Crude stored along the U.S. Gulf Coast has also increased, though not nearly as fast as Cushing has, since storage along the coast is more spread out, less interconnected and considered riskier.
Nonetheless, as prized tank real estate in Cushing is snatched up, more crude is flowing south, helping contribute to the 5-million-plus-barrel build reported by the U.S. Energy Information Administration this week.
More from CNBC: Volatility is drawing billions of dollars into oil funds
It's highly unlikely that the Gulf region will fill up, but oil data over the next several weeks will be key. If oil continues to be stockpiled, and storage does actually reach full operating capacity in Cushing, then more oil will be forced onto the market, possibly pushing WTI dramatically lower.
If that happens, more wells will end up capped, and the United States' current 9.3 million-barrel-per-day production boom will finally begin to decline. Even so, it would still take time for the crude socked away in storage tanks to unwind, potentially masking a budding supply crunch.
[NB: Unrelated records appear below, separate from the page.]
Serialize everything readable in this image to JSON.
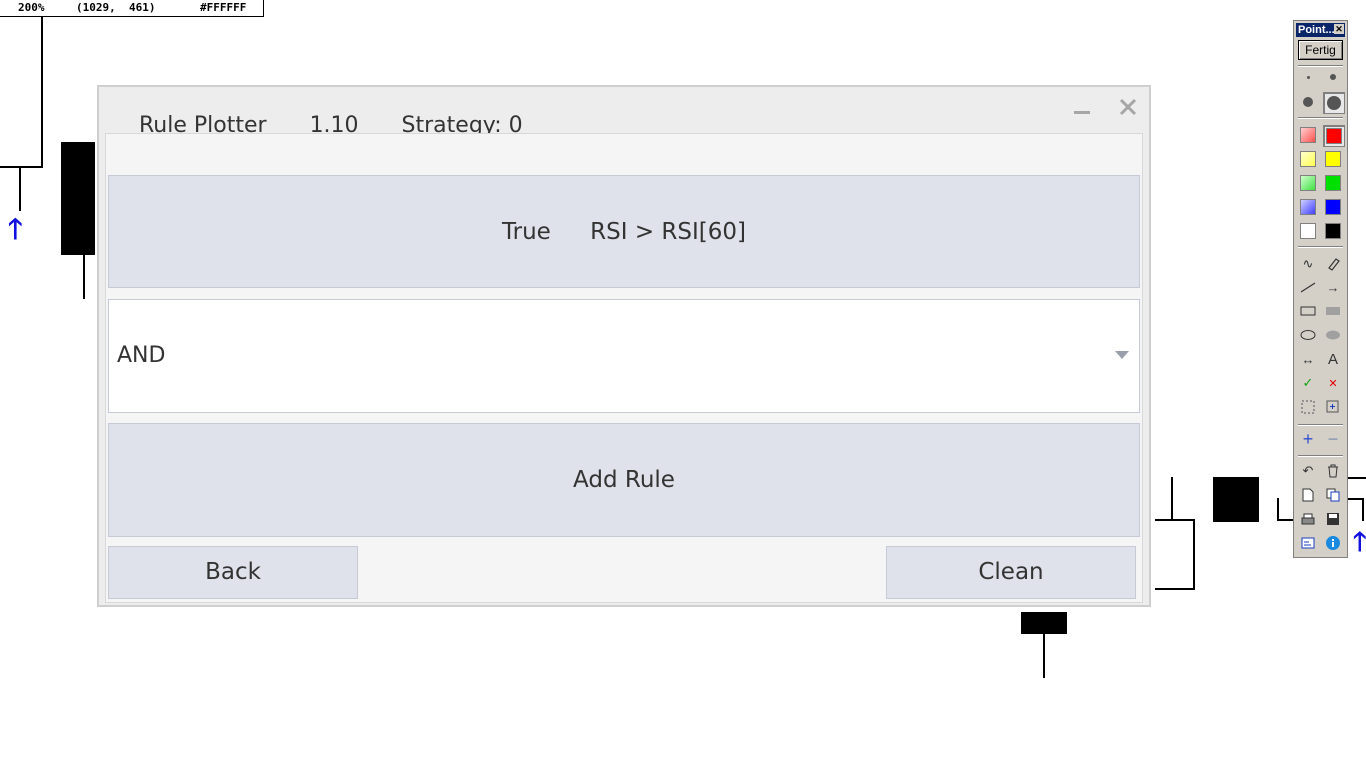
{
  "status": {
    "zoom": "200%",
    "coords": "(1029,  461)",
    "color": "#FFFFFF"
  },
  "dialog": {
    "title": "Rule Plotter",
    "version": "1.10",
    "strategy": "Strategy: 0",
    "rule": {
      "result": "True",
      "expression": "RSI > RSI[60]"
    },
    "operator": {
      "selected": "AND"
    },
    "add_rule_label": "Add Rule",
    "back_label": "Back",
    "clean_label": "Clean"
  },
  "toolbar": {
    "title": "Point...",
    "done_label": "Fertig",
    "colors": {
      "red_light": "#ff9a9a",
      "red": "#ff0000",
      "yellow_light": "#ffff88",
      "yellow": "#ffff00",
      "green_light": "#8aff8a",
      "green": "#00e000",
      "blue_light": "#8a8aff",
      "blue": "#0000ff",
      "white": "#ffffff",
      "black": "#000000"
    }
  },
  "chart": {
    "arrow_color": "#1010e0"
  }
}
Then the entire cycle would begin again.
"It generally plays out the same way," said Triad's McDonald, a three-decade industry veteran. "The only issue is the length of the cycle, and that'll be a function of supply and demand."
However long that process takes, in the meantime, just outside the geographical limits of the tiny town of Cushing, some $2.5 billion worth of black gold is sitting in tanks, awaiting delivery and drawing the attention of the entire industry.